Tuesday, June 28, 2005

Mountains and Valleys, Donkeys and Cows



On the very first day of this hike, before I even started, I had realized that the amount of weight I was carrying in my pack was too much for me. I could carry it, but I wouldn´t enjoy the hike, and I´d be really, really tired. So, when I arrived at the trail head and found a group waiting to depart with donkeys and guides, I jumped on the opportunity and negotiated with the chief guide to have them carry some of my stuff. I was more than pleased to pay a bit under $4 per day to have my tent, sleeping bag and mat and some clothing strapped to a donkey´s back. Thus relieved, I headed down the trail after the group.

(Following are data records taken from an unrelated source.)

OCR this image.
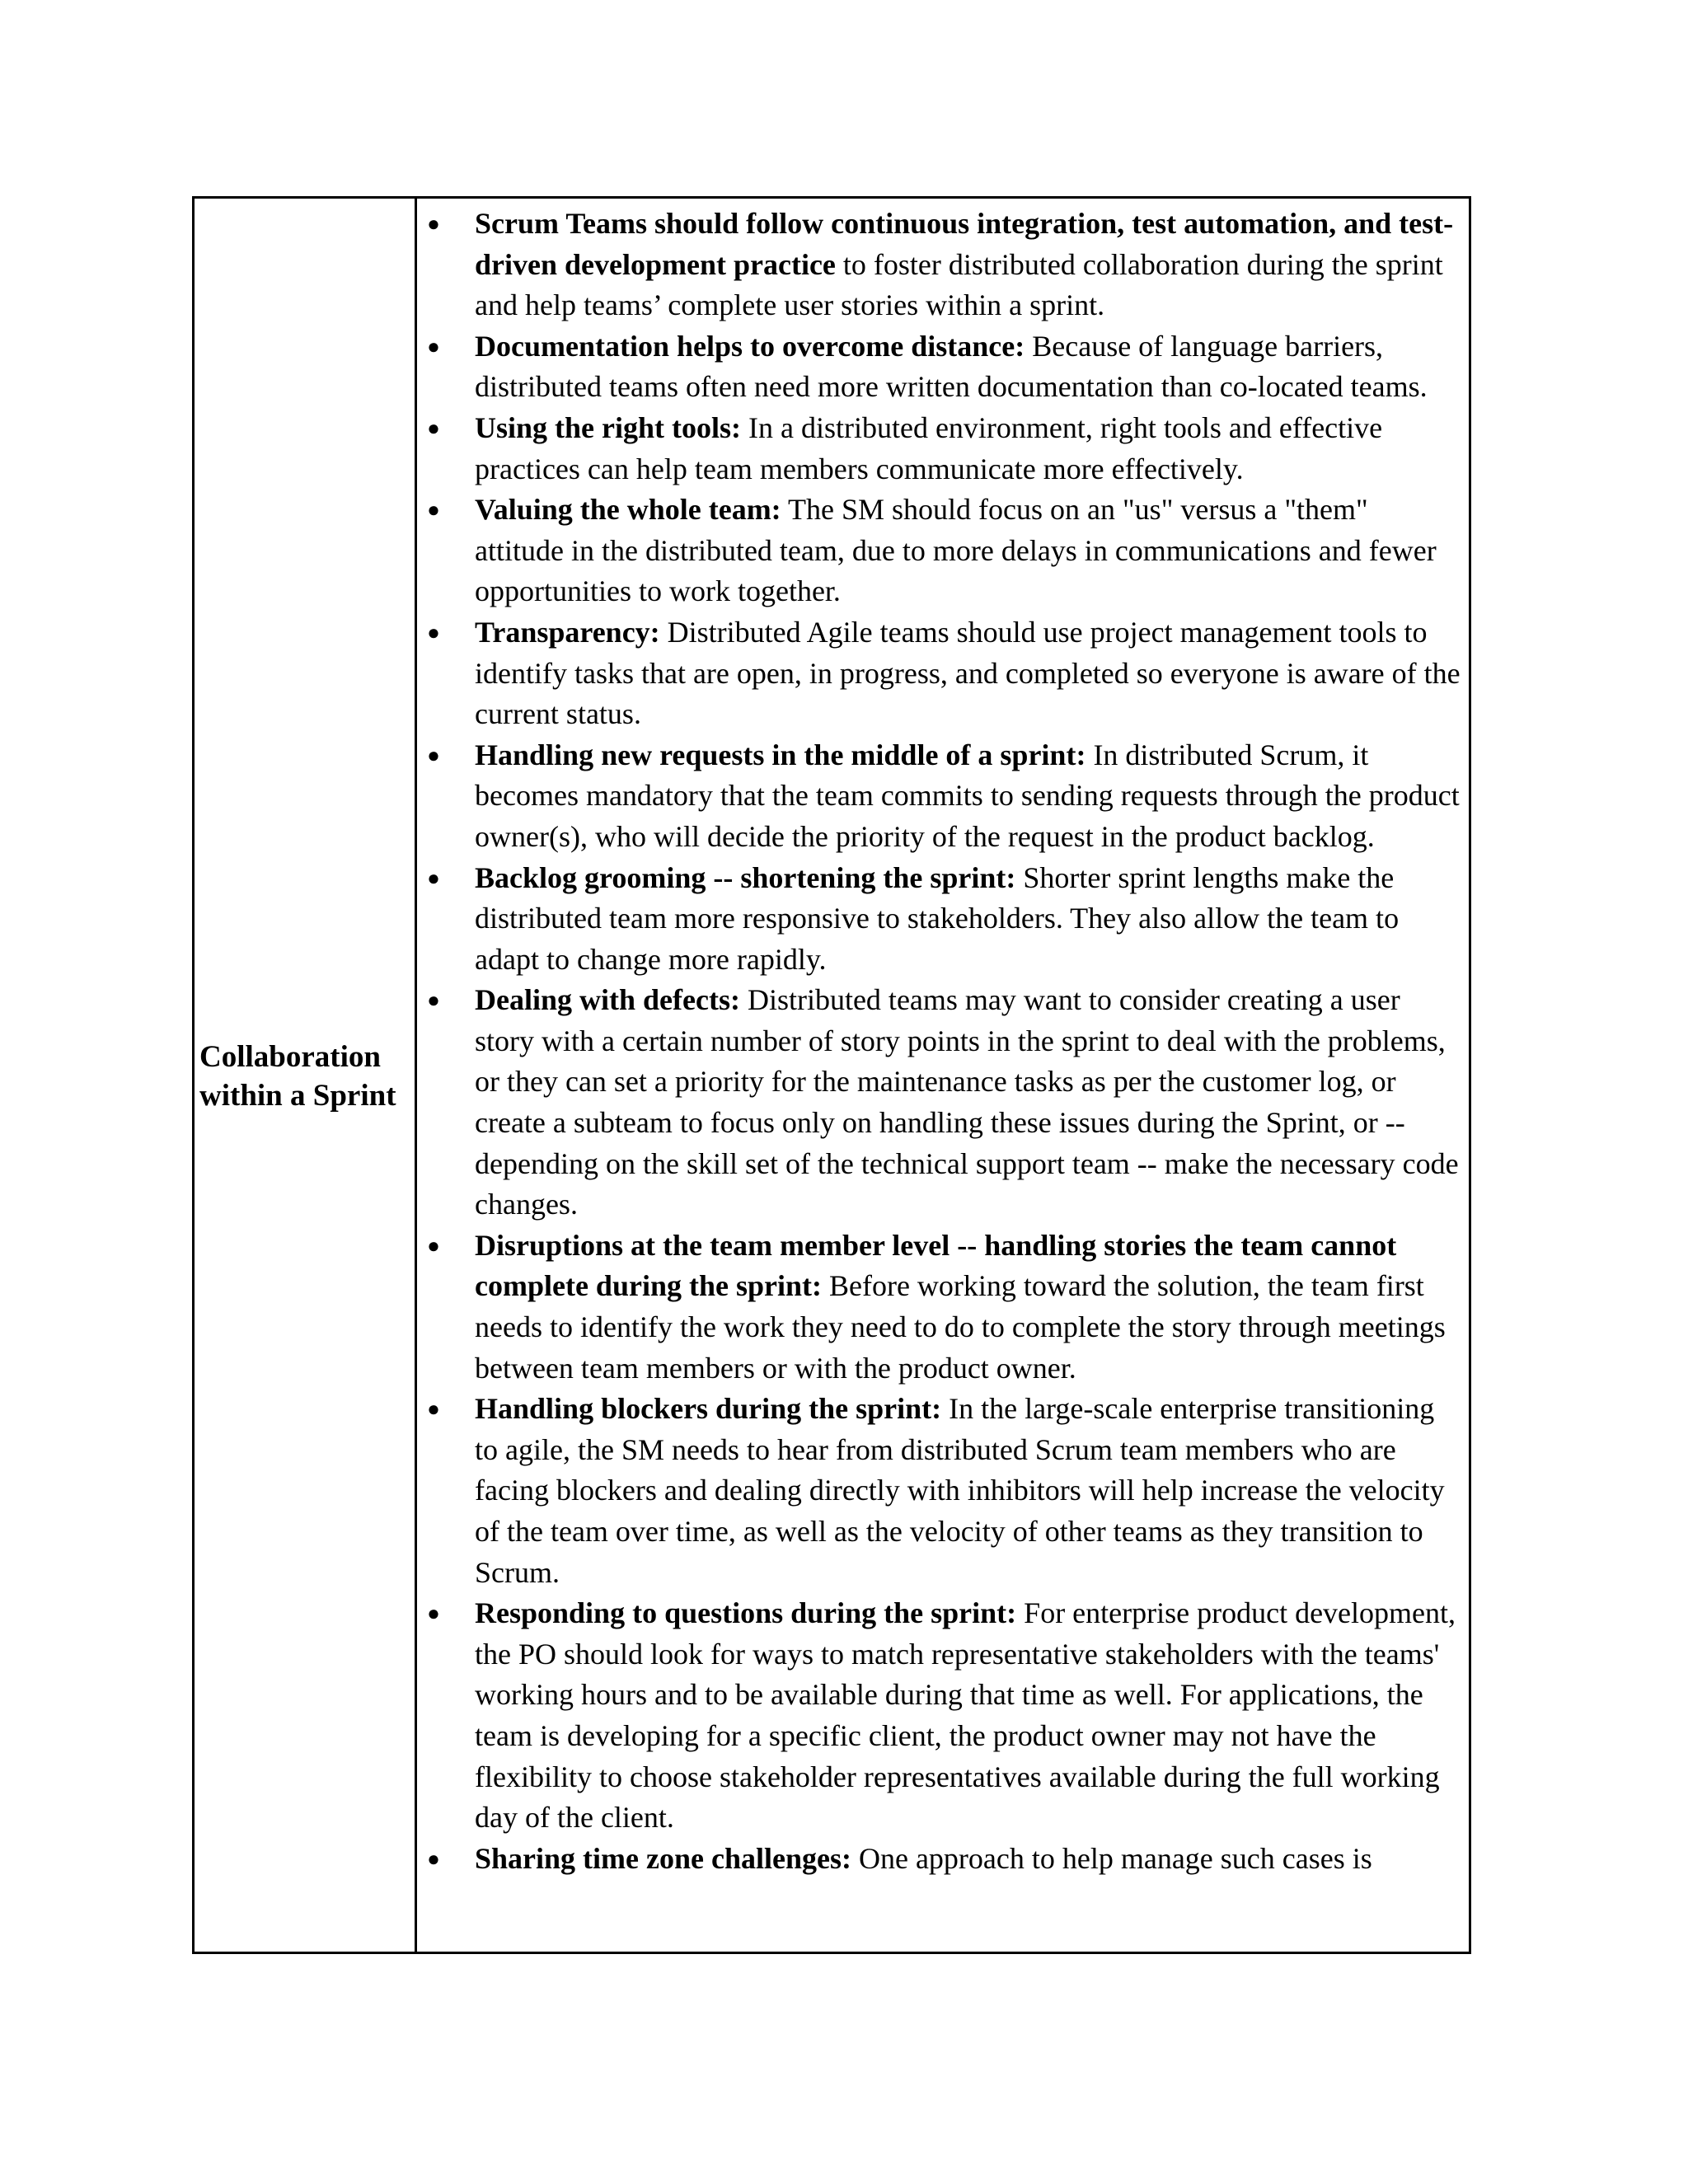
Collaboration
within a Sprint
● Scrum Teams should follow continuous integration, test automation, and test-driven development practice to foster distributed collaboration during the sprint and help teams’ complete user stories within a sprint.
● Documentation helps to overcome distance: Because of language barriers, distributed teams often need more written documentation than co-located teams.
● Using the right tools: In a distributed environment, right tools and effective practices can help team members communicate more effectively.
● Valuing the whole team: The SM should focus on an "us" versus a "them" attitude in the distributed team, due to more delays in communications and fewer opportunities to work together.
● Transparency: Distributed Agile teams should use project management tools to identify tasks that are open, in progress, and completed so everyone is aware of the current status.
● Handling new requests in the middle of a sprint: In distributed Scrum, it becomes mandatory that the team commits to sending requests through the product owner(s), who will decide the priority of the request in the product backlog.
● Backlog grooming -- shortening the sprint: Shorter sprint lengths make the distributed team more responsive to stakeholders. They also allow the team to adapt to change more rapidly.
● Dealing with defects: Distributed teams may want to consider creating a user story with a certain number of story points in the sprint to deal with the problems, or they can set a priority for the maintenance tasks as per the customer log, or create a subteam to focus only on handling these issues during the Sprint, or -- depending on the skill set of the technical support team -- make the necessary code changes.
● Disruptions at the team member level -- handling stories the team cannot complete during the sprint: Before working toward the solution, the team first needs to identify the work they need to do to complete the story through meetings between team members or with the product owner.
● Handling blockers during the sprint: In the large-scale enterprise transitioning to agile, the SM needs to hear from distributed Scrum team members who are facing blockers and dealing directly with inhibitors will help increase the velocity of the team over time, as well as the velocity of other teams as they transition to Scrum.
● Responding to questions during the sprint: For enterprise product development, the PO should look for ways to match representative stakeholders with the teams' working hours and to be available during that time as well. For applications, the team is developing for a specific client, the product owner may not have the flexibility to choose stakeholder representatives available during the full working day of the client.
● Sharing time zone challenges: One approach to help manage such cases is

Hiking in Peru is different from my experiences in Argentina and Chile, in that here, tourists that hike often do it through an agency. This group was made up of 9 people about my age; they had 6 donkeys, 2 arrieros (donkey-handlers) and two or three guides. Each person carried a small day pack, the donkeys carried the rest, as well as the tents and the food. Their tents were set up before they arrived and taken down in the mornings, and the guides prepared and served all their meals. (Luckily for me, they let me join them in their food tent to play cards at night, though I didn´t get to have any of their roast chicken or french fries.) Neither the people in the group, nor their guides, could believe that I wanted to do it myself. In Peru, if you can afford it, you pay for a donkey to carry your things. Here, manual labor is a way of life, not something to be done for sport. What a priveliged life we gringos lead that we think carrying heavy loads on our back is something to do for fun!

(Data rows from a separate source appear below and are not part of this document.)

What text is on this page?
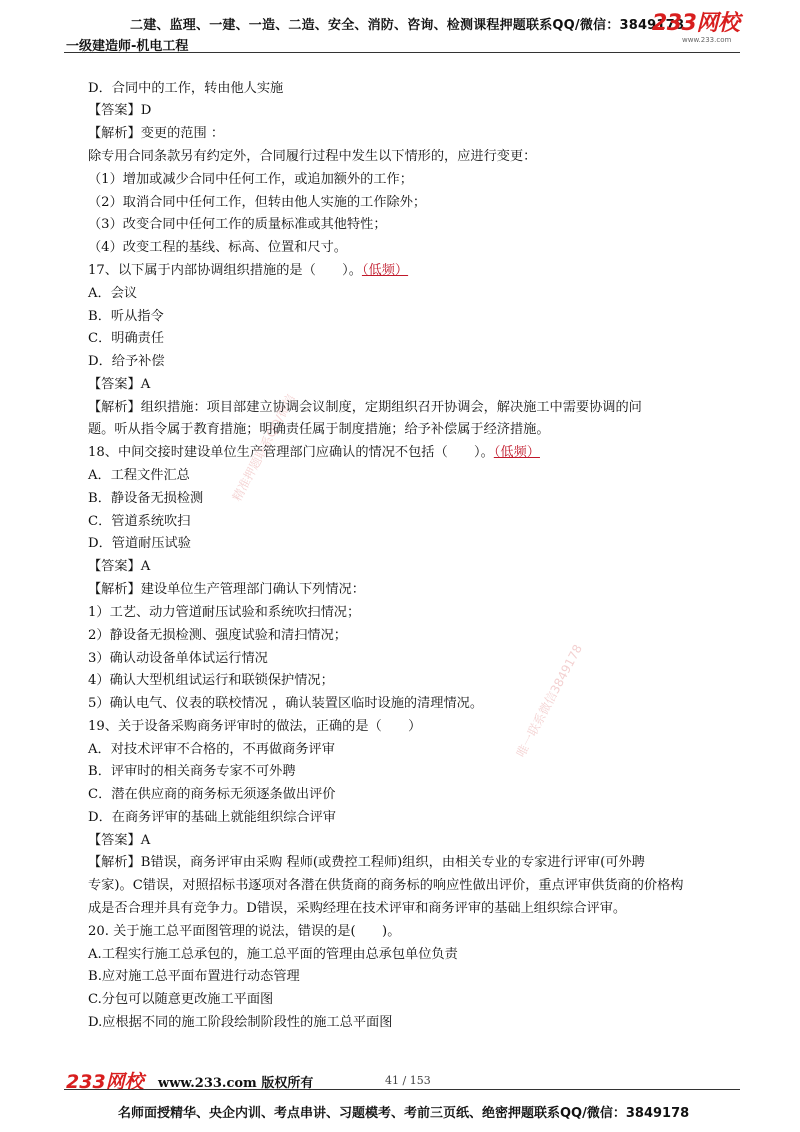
二建、监理、一建、一造、二造、安全、消防、咨询、检测课程押题联系QQ/微信：3849178
一级建造师-机电工程
233网校
www.233.com
精准押题联系QQ/微信
唯一联系微信3849178
D．合同中的工作，转由他人实施
【答案】D
【解析】变更的范围 ：
除专用合同条款另有约定外，合同履行过程中发生以下情形的，应进行变更：
（1）增加或减少合同中任何工作，或追加额外的工作；
（2）取消合同中任何工作，但转由他人实施的工作除外；
（3）改变合同中任何工作的质量标准或其他特性；
（4）改变工程的基线、标高、位置和尺寸。
17、以下属于内部协调组织措施的是（　　）。（低频）
A．会议
B．听从指令
C．明确责任
D．给予补偿
【答案】A
【解析】组织措施：项目部建立协调会议制度，定期组织召开协调会，解决施工中需要协调的问
题。听从指令属于教育措施；明确责任属于制度措施；给予补偿属于经济措施。
18、中间交接时建设单位生产管理部门应确认的情况不包括（　　）。（低频）
A．工程文件汇总
B．静设备无损检测
C．管道系统吹扫
D．管道耐压试验
【答案】A
【解析】建设单位生产管理部门确认下列情况：
1）工艺、动力管道耐压试验和系统吹扫情况；
2）静设备无损检测、强度试验和清扫情况；
3）确认动设备单体试运行情况
4）确认大型机组试运行和联锁保护情况；
5）确认电气、仪表的联校情况 ，确认装置区临时设施的清理情况。
19、关于设备采购商务评审时的做法，正确的是（　　）
A．对技术评审不合格的，不再做商务评审
B．评审时的相关商务专家不可外聘
C．潜在供应商的商务标无须逐条做出评价
D．在商务评审的基础上就能组织综合评审
【答案】A
【解析】B错误，商务评审由采购 程师(或费控工程师)组织，由相关专业的专家进行评审(可外聘
专家)。C错误，对照招标书逐项对各潜在供货商的商务标的响应性做出评价，重点评审供货商的价格构
成是否合理并具有竞争力。D错误，采购经理在技术评审和商务评审的基础上组织综合评审。
20. 关于施工总平面图管理的说法，错误的是(　　)。
A.工程实行施工总承包的，施工总平面的管理由总承包单位负责
B.应对施工总平面布置进行动态管理
C.分包可以随意更改施工平面图
D.应根据不同的施工阶段绘制阶段性的施工总平面图
233网校 www.233.com 版权所有	41 / 153
名师面授精华、央企内训、考点串讲、习题模考、考前三页纸、绝密押题联系QQ/微信：3849178
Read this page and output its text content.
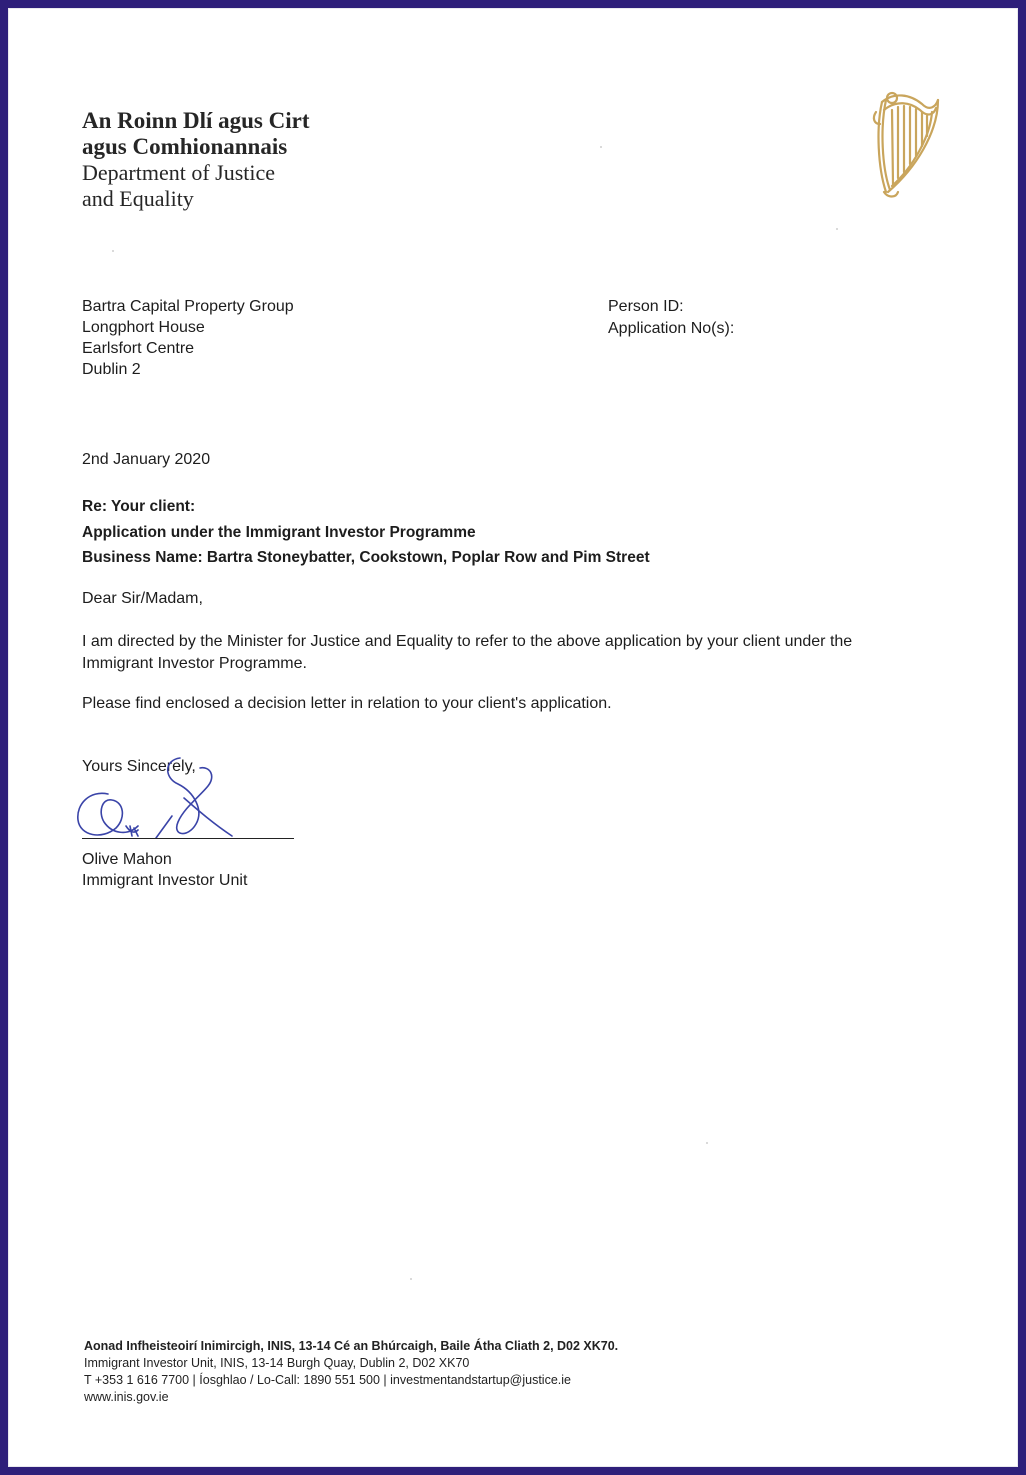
An Roinn Dlí agus Cirt
agus Comhionannais
Department of Justice
and Equality
Bartra Capital Property Group
Longphort House
Earlsfort Centre
Dublin 2
Person ID:
Application No(s):
2nd January 2020
Re: Your client:
Application under the Immigrant Investor Programme
Business Name: Bartra Stoneybatter, Cookstown, Poplar Row and Pim Street
Dear Sir/Madam,
I am directed by the Minister for Justice and Equality to refer to the above application by your client under the
Immigrant Investor Programme.
Please find enclosed a decision letter in relation to your client's application.
Yours Sincerely,
Olive Mahon
Immigrant Investor Unit
Aonad Infheisteoirí Inimircigh, INIS, 13-14 Cé an Bhúrcaigh, Baile Átha Cliath 2, D02 XK70.
Immigrant Investor Unit, INIS, 13-14 Burgh Quay, Dublin 2, D02 XK70
T +353 1 616 7700 | Íosghlao / Lo-Call: 1890 551 500 | investmentandstartup@justice.ie
www.inis.gov.ie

At the beginning of the first day, I got a tiny bit lost, and stopped at a farmhouse to ask directions. This was rural, and very poor, Peru! The woman I asked first spoke no Spanish, only Quechua. When I got up to the house, the man inside had very few teeth, and had to pull himself towards the door with his hands before he could pull himself to his feet. He gave me directions as three curious children with filthy clothing and feet watched from behind the wall. Later that day I went through a field where two sisters, aged 3 and 4, were herding their family´s goats. They only knew enough Spanish to ask me for money and candy.

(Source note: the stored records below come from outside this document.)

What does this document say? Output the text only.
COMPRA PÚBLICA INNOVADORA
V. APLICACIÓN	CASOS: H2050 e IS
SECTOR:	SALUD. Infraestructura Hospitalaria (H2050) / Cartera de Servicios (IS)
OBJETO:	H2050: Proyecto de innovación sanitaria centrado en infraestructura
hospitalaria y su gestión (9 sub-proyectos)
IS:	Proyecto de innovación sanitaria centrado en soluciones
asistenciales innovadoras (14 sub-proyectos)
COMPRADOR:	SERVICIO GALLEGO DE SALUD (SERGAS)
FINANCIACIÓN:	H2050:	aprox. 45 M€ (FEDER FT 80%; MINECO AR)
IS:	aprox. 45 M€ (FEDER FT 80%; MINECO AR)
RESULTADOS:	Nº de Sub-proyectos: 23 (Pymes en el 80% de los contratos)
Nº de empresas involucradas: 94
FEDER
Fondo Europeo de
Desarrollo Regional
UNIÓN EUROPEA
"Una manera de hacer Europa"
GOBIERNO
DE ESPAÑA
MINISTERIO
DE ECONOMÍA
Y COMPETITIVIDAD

On the second day we had a very hard climb up to the highest point on the trail: Punta Union, at 4,750 meters, or about 15,400 feet. This is close to the highest altitude I´ve been at during my entire trip, and I did it on foot! It was very very difficult, but the view at the top was spectacular. After cooking dinner on the second night I had left my dirty cooking pot outside my tent, and woke up at 1 AM to the sounds of something licking it clean and then rooting through my bag of garbage. It was a cow! I had to repeatedly knock on the sides of the tent to get it to go away, and even then it kept coming back, even after I moved the pot and food inside the tent. The third day was very long, and although beautiful, there was a punishing wind in the valley and after nearly 8 hours my feet were crying out for rest. That night, I had a friendly donkey next to my tent as I cooked, trying to steal my food.

Today was a relatively easy day, just two hours hiking downhill to the end of the trail. I got there before the group (and before the burros with my stuff) and had time to do like the Peruvians do, washing myself and my sweaty clothing in the river. But nothing ruins the fresh feeling of having washed in a glacial river like spending 4 hours in Peruvian public transportation. At one point I was crammed into the back seat of a station wagon with three other passengers, who chattered away with the driver and two passengers in the front in very animated Quechua--although the word "gringa" appeared in their conversation more often than I would have liked. In the back of the station wagon were about 25 giant squash, on their way to the market in Caraz. I suppose I was lucky--as we traveled along the curves of the cliffside road (giving amazing views of the Huaylas canyon), we passed several other cars, one of which was a station wagon like ours, with two passengers in front, four in back, and in the way back, what appeared to be a family of five.